This is crossing the continental divide. This picture was taken late in the evening on my return trip, so you are looking over toward Ft. McPherson about 45 miles away. The drop is very steep, going down nearly 2,000 feet in altitude in a very short distance. Coming up I had to unload the sled and take everything up this steep spot piece by piece. Going down, on the way back even with a light load, the ride is wild..you don't really feel in control.

Continental Divide

On the west side of the divide I traveled down "The Chute", which runs into the Bell River at the historic 'La Pierre House' which was a trading post in years gone by, but has been abandoned for a long time. This was the setting for the 'Mad Trapper of Rat River', as the Rat is not far from here. During the depression years not only were there many Native trappers in this country, but many white trappers came to seek their fortunes. A good trapline could make $20,000 mostly from the Martin hides, which was a huge fortune then. In the 1930's many of the trapping areas became crowded and the resulting friction was the setting for the 'Mad Trapper' debacle. Twenty or thirty years ago there was still serious trapping by the Native trappers, but now with the depressed fur market there is little serious trapping in this area. There used to be a permanent glacier up here on La Chute, but in recent years has disappeared. Most of this river is covered by clear ice all winter long, as the water oozes out of the mountains from underground and runs out on the ice melting the snow and then freezing. From time to time you encounter these wet spots before they freeze up, and it's not unusual to have to drive through water. I have been through it six inches or more deep, so you have to keep your speed up and it's a challenge to keep your load dry.

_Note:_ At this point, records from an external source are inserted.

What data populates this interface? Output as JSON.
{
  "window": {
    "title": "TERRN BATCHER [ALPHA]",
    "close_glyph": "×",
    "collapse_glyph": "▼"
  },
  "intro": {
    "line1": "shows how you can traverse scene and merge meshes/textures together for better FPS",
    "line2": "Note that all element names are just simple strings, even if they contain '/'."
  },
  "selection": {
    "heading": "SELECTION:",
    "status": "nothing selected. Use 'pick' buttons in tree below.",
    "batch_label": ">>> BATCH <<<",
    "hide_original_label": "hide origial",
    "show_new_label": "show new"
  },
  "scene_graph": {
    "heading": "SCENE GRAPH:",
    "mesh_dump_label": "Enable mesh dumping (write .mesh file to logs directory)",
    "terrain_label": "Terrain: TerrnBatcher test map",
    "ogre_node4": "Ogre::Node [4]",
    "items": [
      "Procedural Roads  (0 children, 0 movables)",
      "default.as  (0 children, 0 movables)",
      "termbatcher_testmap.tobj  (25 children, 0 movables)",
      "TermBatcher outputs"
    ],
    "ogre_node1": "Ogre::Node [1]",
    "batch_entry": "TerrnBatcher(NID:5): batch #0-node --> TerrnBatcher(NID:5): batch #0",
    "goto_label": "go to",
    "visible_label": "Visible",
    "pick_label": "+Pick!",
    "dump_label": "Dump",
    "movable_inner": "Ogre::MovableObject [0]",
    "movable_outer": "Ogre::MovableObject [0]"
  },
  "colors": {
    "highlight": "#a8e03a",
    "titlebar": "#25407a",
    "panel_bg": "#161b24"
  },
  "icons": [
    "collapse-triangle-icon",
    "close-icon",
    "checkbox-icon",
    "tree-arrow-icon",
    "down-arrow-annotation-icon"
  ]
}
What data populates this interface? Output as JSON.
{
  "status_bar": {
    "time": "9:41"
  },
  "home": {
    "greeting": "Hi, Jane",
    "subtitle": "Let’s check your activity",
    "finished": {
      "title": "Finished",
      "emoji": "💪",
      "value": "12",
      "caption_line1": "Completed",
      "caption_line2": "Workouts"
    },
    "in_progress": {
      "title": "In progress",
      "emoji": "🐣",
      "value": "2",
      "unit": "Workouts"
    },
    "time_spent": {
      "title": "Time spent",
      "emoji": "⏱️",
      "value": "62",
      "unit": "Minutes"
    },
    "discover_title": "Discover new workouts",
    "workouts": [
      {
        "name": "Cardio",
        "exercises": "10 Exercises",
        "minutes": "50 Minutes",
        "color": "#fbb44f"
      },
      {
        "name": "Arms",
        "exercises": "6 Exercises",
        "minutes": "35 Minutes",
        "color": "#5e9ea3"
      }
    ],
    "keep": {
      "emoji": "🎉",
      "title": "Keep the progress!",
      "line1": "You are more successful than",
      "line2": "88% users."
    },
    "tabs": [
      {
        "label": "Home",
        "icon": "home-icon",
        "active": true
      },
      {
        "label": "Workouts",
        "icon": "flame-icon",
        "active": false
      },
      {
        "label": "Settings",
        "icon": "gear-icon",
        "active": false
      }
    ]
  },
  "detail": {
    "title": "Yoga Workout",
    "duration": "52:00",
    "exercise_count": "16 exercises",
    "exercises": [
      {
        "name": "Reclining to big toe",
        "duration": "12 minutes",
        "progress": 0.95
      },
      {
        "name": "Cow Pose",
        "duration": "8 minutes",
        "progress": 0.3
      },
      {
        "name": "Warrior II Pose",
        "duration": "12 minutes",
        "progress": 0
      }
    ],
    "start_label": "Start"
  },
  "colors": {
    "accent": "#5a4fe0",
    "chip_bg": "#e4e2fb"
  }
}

This overflow situation changes from one hour to the next as it freezes over in one spot and in another breaks through and runs out on the ice. At times the water stretches from bank to bank and it's impossible to go around it. Just thinking about this stretch will quicken the heart beat of most any one who has to go through here, as driving through water at 40 below is normally avoided at all costs. In some places it freezes so quickly that there will be high spots in the ice probably 8 feet high, and when you can't get around these it's not unusual to get into a slide and have the sled turn you around. Across the river in this picture is a unique formation of crystal clear ice. It wasen't formed from overflow but instead from water freezing below and lifting up somehow. It was so clear you could see all the way through it. In April the temperatures are moderate compared to mid winter.